In the third quarter, S&P 500 companies generating at least half their revenue outside the U.S. posted earnings growth nearly six times that of companies with mostly U.S. sales, according to an analysis by Mr. Butters. Similarly, revenue grew more than twice as fast at companies generating mostly non-U.S. sales.
Several companies reported a general improvement in European demand. Snack-food giant Mondelez International Inc. cited stronger European sales, including of chocolate in Europe and Oreos and other cookies in the U.K. and Germany, as a significant driver of overall sales growth.
"Europe feels pretty good. It's about 40% of our revenue, and it's solid and stable and growing," Brian Gladden, Mondelez's finance chief, told investors on Oct. 30.
U.S. consumer spending remains healthy too, as does sentiment. A widely tracked measure of current consumer sentiment rose in October to its highest level in nearly 17 years, pushed by Americans' favorable view of the job market.

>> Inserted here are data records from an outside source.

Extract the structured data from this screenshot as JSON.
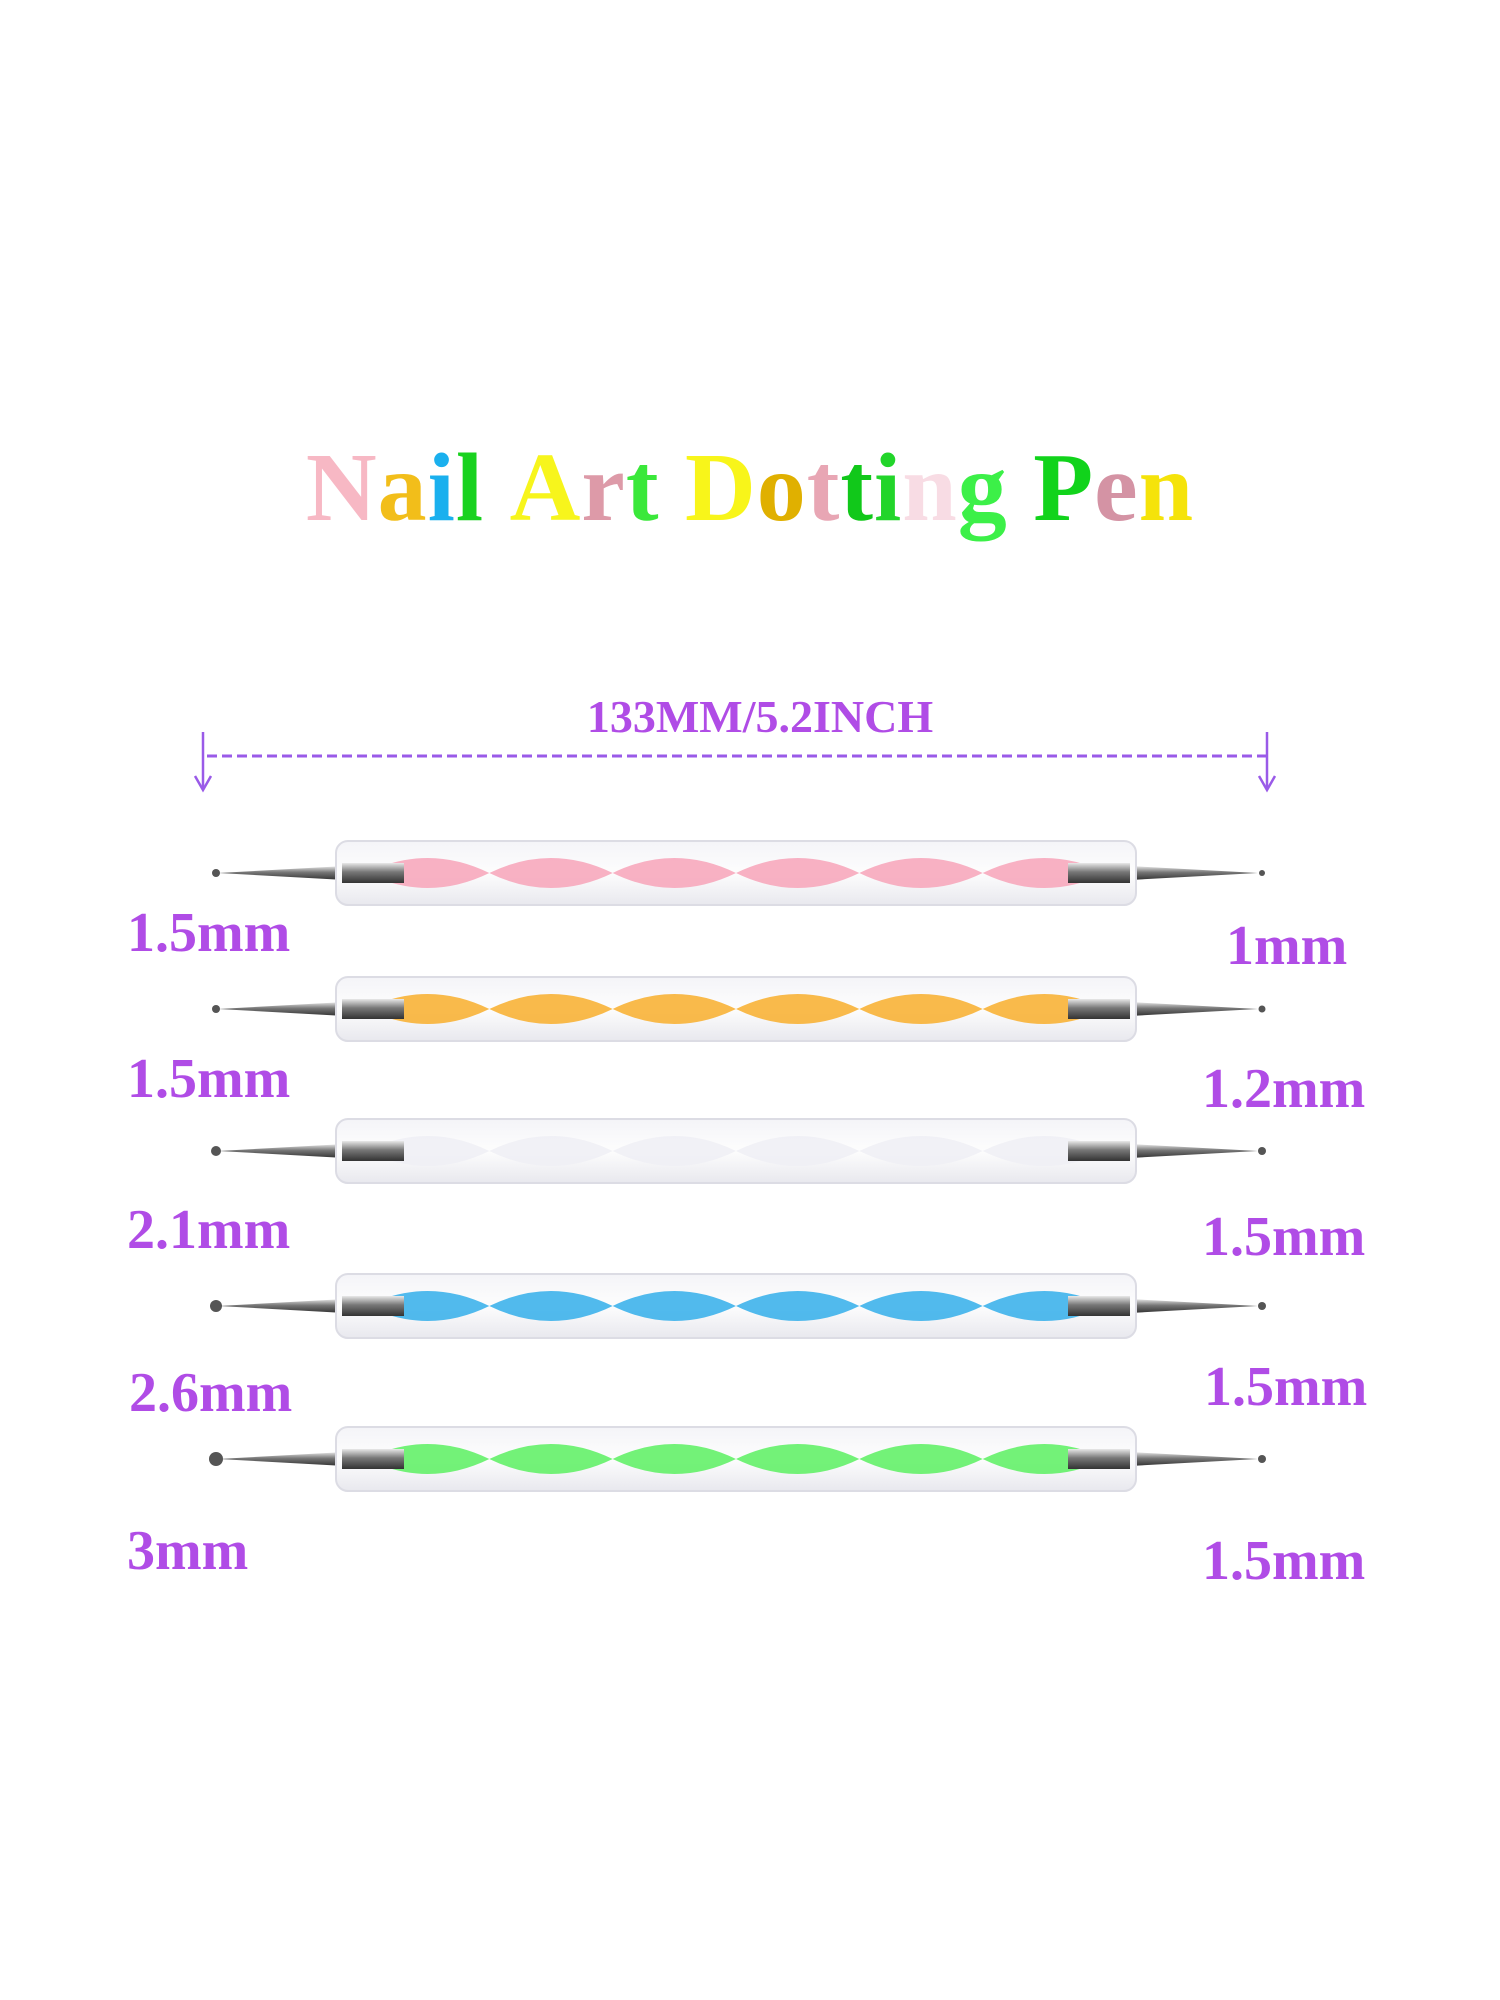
{
  "title": {
    "letters": [
      {
        "ch": "N",
        "color": "#f7b8c4"
      },
      {
        "ch": "a",
        "color": "#f2be1a"
      },
      {
        "ch": "i",
        "color": "#1ab0ee"
      },
      {
        "ch": "l",
        "color": "#19d21f"
      },
      {
        "ch": " ",
        "color": "#ffffff"
      },
      {
        "ch": "A",
        "color": "#f7f51c"
      },
      {
        "ch": "r",
        "color": "#dd9aa8"
      },
      {
        "ch": "t",
        "color": "#3ae83a"
      },
      {
        "ch": " ",
        "color": "#ffffff"
      },
      {
        "ch": "D",
        "color": "#f8f51a"
      },
      {
        "ch": "o",
        "color": "#e0b000"
      },
      {
        "ch": "t",
        "color": "#e8a6b4"
      },
      {
        "ch": "t",
        "color": "#11c81a"
      },
      {
        "ch": "i",
        "color": "#22d52a"
      },
      {
        "ch": "n",
        "color": "#f8dce4"
      },
      {
        "ch": "g",
        "color": "#3cf048"
      },
      {
        "ch": " ",
        "color": "#ffffff"
      },
      {
        "ch": "P",
        "color": "#11d31b"
      },
      {
        "ch": "e",
        "color": "#d493a4"
      },
      {
        "ch": "n",
        "color": "#f5e30a"
      }
    ]
  },
  "measurement": {
    "label": "133MM/5.2INCH",
    "color": "#9a5ae8"
  },
  "label_color": "#b04ce6",
  "pens": [
    {
      "color": "pink",
      "swirl": "#f7a3b8",
      "left_tip": "1.5mm",
      "right_tip": "1mm"
    },
    {
      "color": "orange",
      "swirl": "#f8ae2c",
      "left_tip": "1.5mm",
      "right_tip": "1.2mm"
    },
    {
      "color": "white",
      "swirl": "#eeeef4",
      "left_tip": "2.1mm",
      "right_tip": "1.5mm"
    },
    {
      "color": "blue",
      "swirl": "#33aeea",
      "left_tip": "2.6mm",
      "right_tip": "1.5mm"
    },
    {
      "color": "green",
      "swirl": "#5af060",
      "left_tip": "3mm",
      "right_tip": "1.5mm"
    }
  ]
}
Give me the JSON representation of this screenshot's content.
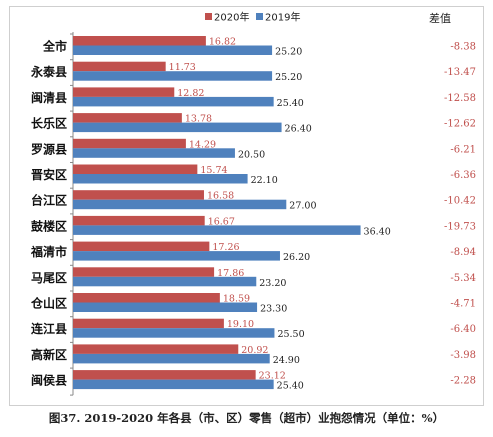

"The U.S. consumer continues to feel positive about future prospects for their personal finances and employment," David Nelms, chief executive of Discover Financial Services, told investors in late October.
But the stronger global economy also is pushing up costs for many companies -- from fuel and commodities to labor -- restraining the degree to which companies can generate higher profits on improved sales.
Both Southwest Airlines Co. and American Airlines Group Inc. said rising fuel and labor costs partly offset stable pricing and solid demand for leisure and business travel. American Airlines executives said they expect fuel prices to continue to rise in the fourth quarter, but expressed optimism that the airline could raise prices.
"We're big consumers of fuel, so fuel spikes could have an impact," American CEO Doug Parker told investors on Oct. 26. "But if it's just increases, given where we are, I think what you'd see is fares rise to levels that offset much of the fuel price increase."
Globally, crude oil prices reached about $60 a barrel, close to a 52-week high and up about $15 since June, while U.S. prices remained about $54, thanks to higher inventories in the U.S.
Companies reported other commodity price increases as well. Packaging Corp. of America, which makes a variety of cardboard for boxes, said it expects energy, wood and some key chemical costs to rise, along with freight shipping and energy costs.
Packaging Corp. also cited higher labor costs in the latest quarter. Martin Marietta Materials Inc., a gravel and sand supplier, said tight labor markets have led to project delays and are limiting significant increases in construction activity.
But overall, economist say rising labor costs alone aren't cause for worry, thanks to an uptick in productivity in the U.S. The cost of labor relative to goods and services produced is edging up, but slowly.
"What you really care about is cost per widget," said Kathy Bostjancic, chief financial economist for Oxford Economics. "Even if your cost is going up, if you're producing more widgets, that's fine."